Uma pouca-vergonha
A UE pode ser uma ferramenta para acabar com o maior escândalo económico do nosso tempo.
Aposto que nem nos seus sonhos mais loucos o leitor imaginou pagar apenas 50 cêntimos de impostos por cada mil euros de rendimento tributável. Agora imagine que as coisas lhe corriam particularmente bem e que, num ano em que tivesse ganho ainda mais dinheiro, o estado decidia cobrar-lhe dez vezes menos: 5 cêntimos por cada mil euros.

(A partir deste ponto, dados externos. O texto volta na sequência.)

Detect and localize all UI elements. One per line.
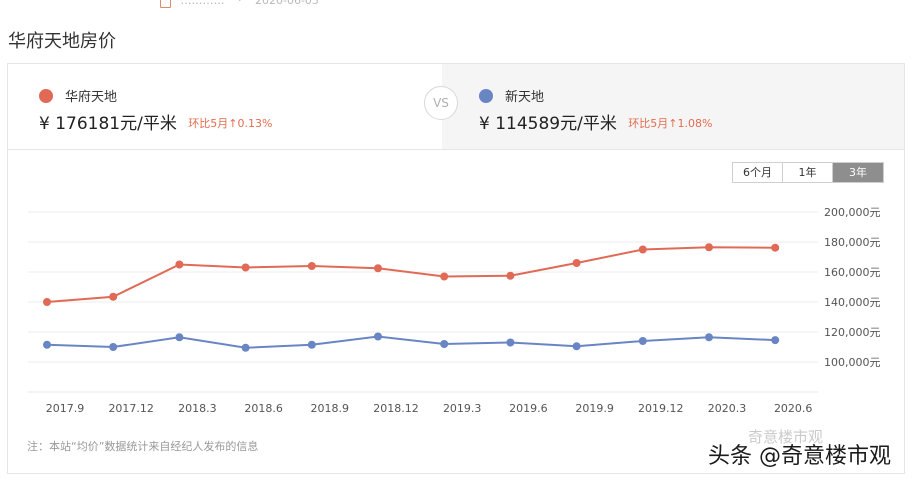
series-1-point [506, 271, 515, 280]
series-2-point [572, 342, 581, 351]
x-tick-label: 2017.9 [46, 402, 85, 415]
x-tick-label: 2018.12 [373, 402, 419, 415]
vs-badge: VS [424, 86, 458, 120]
top-strip: ………… · 2020-06-05 [160, 0, 319, 8]
tab-3-years[interactable]: 3年 [833, 163, 883, 182]
y-tick-label: 120,000元 [824, 326, 881, 339]
tab-1-year[interactable]: 1年 [783, 163, 833, 182]
compare-header: 华府天地 ¥ 176181元/平米 环比5月↑0.13% 新天地 ¥ 11458… [8, 64, 904, 150]
right-price-row: ¥ 114589元/平米 环比5月↑1.08% [479, 109, 712, 134]
price-panel: 华府天地 ¥ 176181元/平米 环比5月↑0.13% 新天地 ¥ 11458… [7, 63, 905, 474]
series-1-point [572, 259, 581, 267]
series-1-point [109, 292, 118, 301]
compare-right: 新天地 ¥ 114589元/平米 环比5月↑1.08% [442, 64, 904, 149]
right-name: 新天地 [505, 90, 545, 105]
right-legend-dot [479, 89, 493, 103]
x-tick-label: 2020.6 [774, 402, 813, 415]
x-tick-label: 2018.9 [311, 402, 350, 415]
series-1-point [440, 272, 449, 281]
series-2-point [175, 333, 184, 342]
series-1-point [241, 263, 250, 272]
x-tick-label: 2019.3 [443, 402, 482, 415]
left-legend-dot [39, 89, 53, 103]
watermark: 头条 @奇意楼市观 [708, 444, 891, 469]
x-tick-label: 2017.12 [108, 402, 154, 415]
series-2-point [506, 338, 515, 347]
x-tick-label: 2019.12 [638, 402, 684, 415]
top-strip-text: ………… [180, 0, 225, 7]
series-2-point [241, 343, 250, 352]
x-tick-label: 2018.3 [178, 402, 217, 415]
series-2-point [638, 337, 647, 345]
left-change: 环比5月↑0.13% [188, 117, 273, 130]
y-tick-label: 140,000元 [824, 296, 881, 309]
series-1-point [771, 243, 780, 252]
series-2-point [109, 343, 118, 351]
series-1-point [705, 243, 713, 252]
footnote: 注：本站“均价”数据统计来自经纪人发布的信息 [27, 440, 259, 453]
x-tick-label: 2018.6 [244, 402, 283, 415]
y-tick-label: 180,000元 [824, 236, 881, 249]
tab-6-months[interactable]: 6个月 [733, 163, 783, 182]
left-name: 华府天地 [65, 90, 118, 105]
series-2-point [307, 340, 316, 349]
left-price: ¥ 176181元/平米 [39, 114, 177, 134]
series-1-point [175, 260, 184, 269]
range-tabs: 6个月 1年 3年 [732, 162, 884, 183]
y-tick-label: 200,000元 [824, 206, 881, 219]
right-price: ¥ 114589元/平米 [479, 114, 617, 134]
watermark-faint: 奇意楼市观 [748, 428, 824, 446]
series-2-point [771, 336, 780, 345]
x-tick-label: 2019.9 [575, 402, 614, 415]
series-2-point [374, 332, 382, 341]
right-change: 环比5月↑1.08% [628, 117, 713, 130]
series-2-point [440, 340, 449, 348]
compare-left: 华府天地 ¥ 176181元/平米 环比5月↑0.13% [8, 64, 442, 149]
left-price-row: ¥ 176181元/平米 环比5月↑0.13% [39, 109, 272, 134]
series-1-point [374, 264, 382, 273]
price-line-chart: 100,000元 120,000元 140,000元 160,000元 180,000元… [28, 206, 881, 415]
series-1-point [638, 245, 647, 254]
x-tick-label: 2019.6 [509, 402, 548, 415]
series-1-point [43, 298, 51, 306]
y-tick-label: 160,000元 [824, 266, 881, 279]
series-line-2 [46, 335, 776, 349]
x-tick-label: 2020.3 [708, 402, 747, 415]
series-2-point [43, 340, 51, 349]
series-1-point [307, 262, 316, 270]
series-2-point [705, 333, 713, 342]
page-title: 华府天地房价 [8, 31, 116, 52]
document-icon [160, 0, 171, 8]
series-line-1 [46, 246, 776, 303]
y-tick-label: 100,000元 [824, 356, 881, 369]
top-strip-date: 2020-06-05 [255, 0, 319, 7]
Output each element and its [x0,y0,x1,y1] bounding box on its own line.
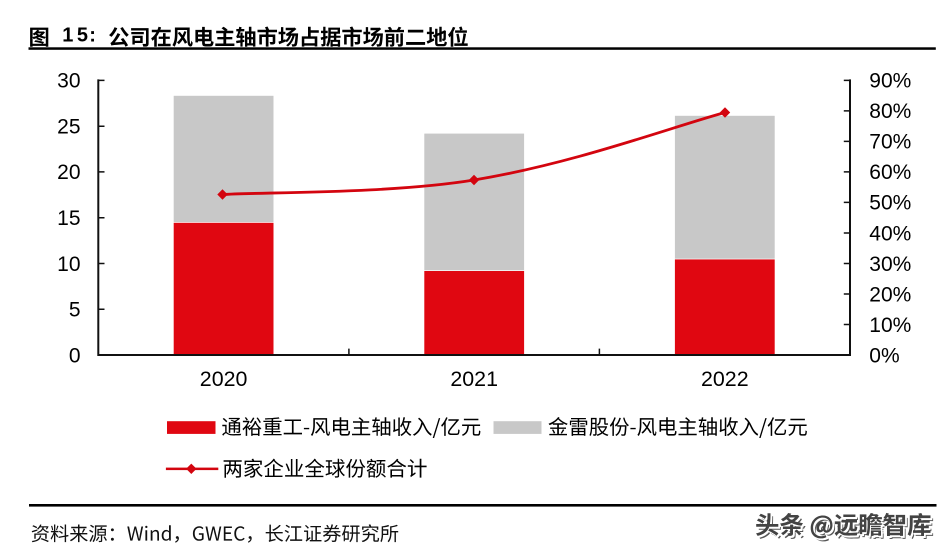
svg-text:50%: 50% [869,192,911,215]
svg-text:30: 30 [57,70,80,93]
svg-text:40%: 40% [869,222,911,245]
svg-text:80%: 80% [869,100,911,123]
svg-text:15: 15 [57,207,80,230]
svg-text:70%: 70% [869,131,911,154]
svg-text::: : [89,25,96,47]
svg-text:5: 5 [69,299,81,322]
svg-text:2021: 2021 [450,367,498,391]
svg-text:30%: 30% [869,253,911,276]
svg-text:10%: 10% [869,314,911,337]
svg-text:0: 0 [69,344,81,367]
svg-text:20: 20 [57,161,80,184]
svg-text:20%: 20% [869,283,911,306]
svg-text:15: 15 [62,25,91,47]
svg-text:60%: 60% [869,161,911,184]
svg-text:2022: 2022 [701,367,749,391]
svg-text:90%: 90% [869,70,911,93]
svg-text:0%: 0% [869,344,899,367]
svg-text:25: 25 [57,116,80,139]
svg-text:10: 10 [57,253,80,276]
svg-text:2020: 2020 [200,367,248,391]
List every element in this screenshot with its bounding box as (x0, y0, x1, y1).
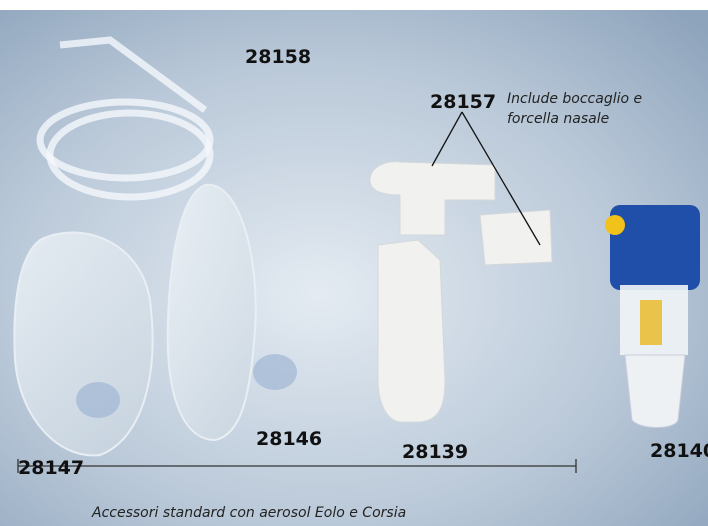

Impossível, não é? Estas coisas simplesmente não acontecem aos cidadãos comuns. Mas aconteceram à então maior companhia do mundo, a Apple. Graças a um chamado “acordo de namorados” (sweetheart deal) com a República da Irlanda, a Apple começou por pagar 1% de imposto no início do milénio, passou para 0,5% no início da década e num dos seus melhores anos teve a extraordinária taxa de 0,005% aplicável a todo o lucro obtido em território da UE. Ou seja, por cada milhão de euros a Apple pagava 500 euros — menos do que paga um reformado português com uma pensão um pouco abaixo do salário médio nacional. Mas em 2014, um dos anos em que obteve mais lucros, a Apple pagou só 50 euros por cada milhão.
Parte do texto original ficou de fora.